Illegal Indonesian workers in Malaysia are rushing to return
home ahead of the implementation by Malaysia of its new
Immigration Act, which threatens illegal workers with canning.
The Act was supposed to take effect on Thursday, but the
Malaysian government decided to delay the repatriation of the
illegal immigrants for one month at the request of the Indonesian
government.
In the latest development, AFP reported that Malaysian police
arrested on Thursday 135 illegal immigrants -- including
Indonesians -- who were seeking asylum outside the UN refugee
agency in Kuala Lumpur.
Also on Thursday, the Malaysian Police began cracking down on
Indonesian immigrants living illegally in Kinabalu and Tawau,
East Malaysia.
Makdum Taher, Indonesian consul general in Tawau, reported
that Malaysian police were raiding passenger buses heading to
Tawau and arresting illegal workers on the orders of Sabah Chief
Minister Chong K.
"Malaysian police arrested workers who did not have the
required immigration documents to stay and work in Sabah, because
they considered the new Immigration law was effective as of Aug.

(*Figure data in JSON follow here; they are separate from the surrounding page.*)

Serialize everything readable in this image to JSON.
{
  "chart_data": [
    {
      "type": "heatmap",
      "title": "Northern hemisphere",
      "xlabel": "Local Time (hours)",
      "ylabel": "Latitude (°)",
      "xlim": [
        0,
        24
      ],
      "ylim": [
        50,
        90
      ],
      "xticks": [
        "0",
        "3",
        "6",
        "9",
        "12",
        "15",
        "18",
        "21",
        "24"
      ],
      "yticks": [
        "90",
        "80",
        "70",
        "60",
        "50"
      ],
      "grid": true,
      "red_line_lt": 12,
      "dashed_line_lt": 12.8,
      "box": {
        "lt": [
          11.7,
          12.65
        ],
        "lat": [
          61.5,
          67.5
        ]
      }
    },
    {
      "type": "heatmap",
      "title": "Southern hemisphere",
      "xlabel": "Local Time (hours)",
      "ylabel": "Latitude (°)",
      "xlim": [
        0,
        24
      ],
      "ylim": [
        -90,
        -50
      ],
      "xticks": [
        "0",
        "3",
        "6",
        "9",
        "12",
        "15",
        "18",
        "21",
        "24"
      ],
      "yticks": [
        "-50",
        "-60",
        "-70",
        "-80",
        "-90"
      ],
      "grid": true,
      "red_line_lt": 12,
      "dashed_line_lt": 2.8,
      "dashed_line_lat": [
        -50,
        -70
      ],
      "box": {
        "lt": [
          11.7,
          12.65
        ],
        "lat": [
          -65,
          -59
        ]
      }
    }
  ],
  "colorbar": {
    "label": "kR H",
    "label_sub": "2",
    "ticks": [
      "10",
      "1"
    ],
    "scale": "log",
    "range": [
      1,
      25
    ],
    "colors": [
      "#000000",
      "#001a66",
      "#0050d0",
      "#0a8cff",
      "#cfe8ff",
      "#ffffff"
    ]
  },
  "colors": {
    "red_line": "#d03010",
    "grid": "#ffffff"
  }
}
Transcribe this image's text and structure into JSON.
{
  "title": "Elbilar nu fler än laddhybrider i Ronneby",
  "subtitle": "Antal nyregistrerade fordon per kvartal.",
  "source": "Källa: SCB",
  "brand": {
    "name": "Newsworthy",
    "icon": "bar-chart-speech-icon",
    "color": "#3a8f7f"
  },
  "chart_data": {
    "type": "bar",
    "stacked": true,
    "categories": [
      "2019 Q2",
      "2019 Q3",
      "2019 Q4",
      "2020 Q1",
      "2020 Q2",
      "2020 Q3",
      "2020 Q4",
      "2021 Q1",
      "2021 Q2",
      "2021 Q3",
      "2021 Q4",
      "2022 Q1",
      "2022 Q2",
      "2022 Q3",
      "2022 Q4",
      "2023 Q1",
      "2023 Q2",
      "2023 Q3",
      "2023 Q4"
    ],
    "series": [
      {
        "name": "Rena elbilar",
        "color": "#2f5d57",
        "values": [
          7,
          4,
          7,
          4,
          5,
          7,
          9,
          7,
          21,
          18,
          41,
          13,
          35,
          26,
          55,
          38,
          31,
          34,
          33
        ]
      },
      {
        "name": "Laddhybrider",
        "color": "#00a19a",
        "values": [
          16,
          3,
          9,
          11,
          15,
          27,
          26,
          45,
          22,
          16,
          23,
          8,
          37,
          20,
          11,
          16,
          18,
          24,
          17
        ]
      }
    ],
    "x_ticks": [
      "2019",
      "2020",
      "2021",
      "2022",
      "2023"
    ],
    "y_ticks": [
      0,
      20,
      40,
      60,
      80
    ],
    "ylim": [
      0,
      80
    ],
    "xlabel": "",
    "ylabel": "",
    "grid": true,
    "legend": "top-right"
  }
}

1, 2002," Nunukan Seaport Administrator Simanjuntak quoted Makdum
as saying.
He said the arrests occurred in Talukit and Kinabalu on
Thursday. The police were apparently ignorant of the Malaysian
government's decision to extend the amnesty period until Aug. 30,
2002 for those who could prove they were in the process of
leaving the country.
Malaysian officials said 318,000 illegal immigrants left the
country under the amnesty. More than 80 percent were Indonesians.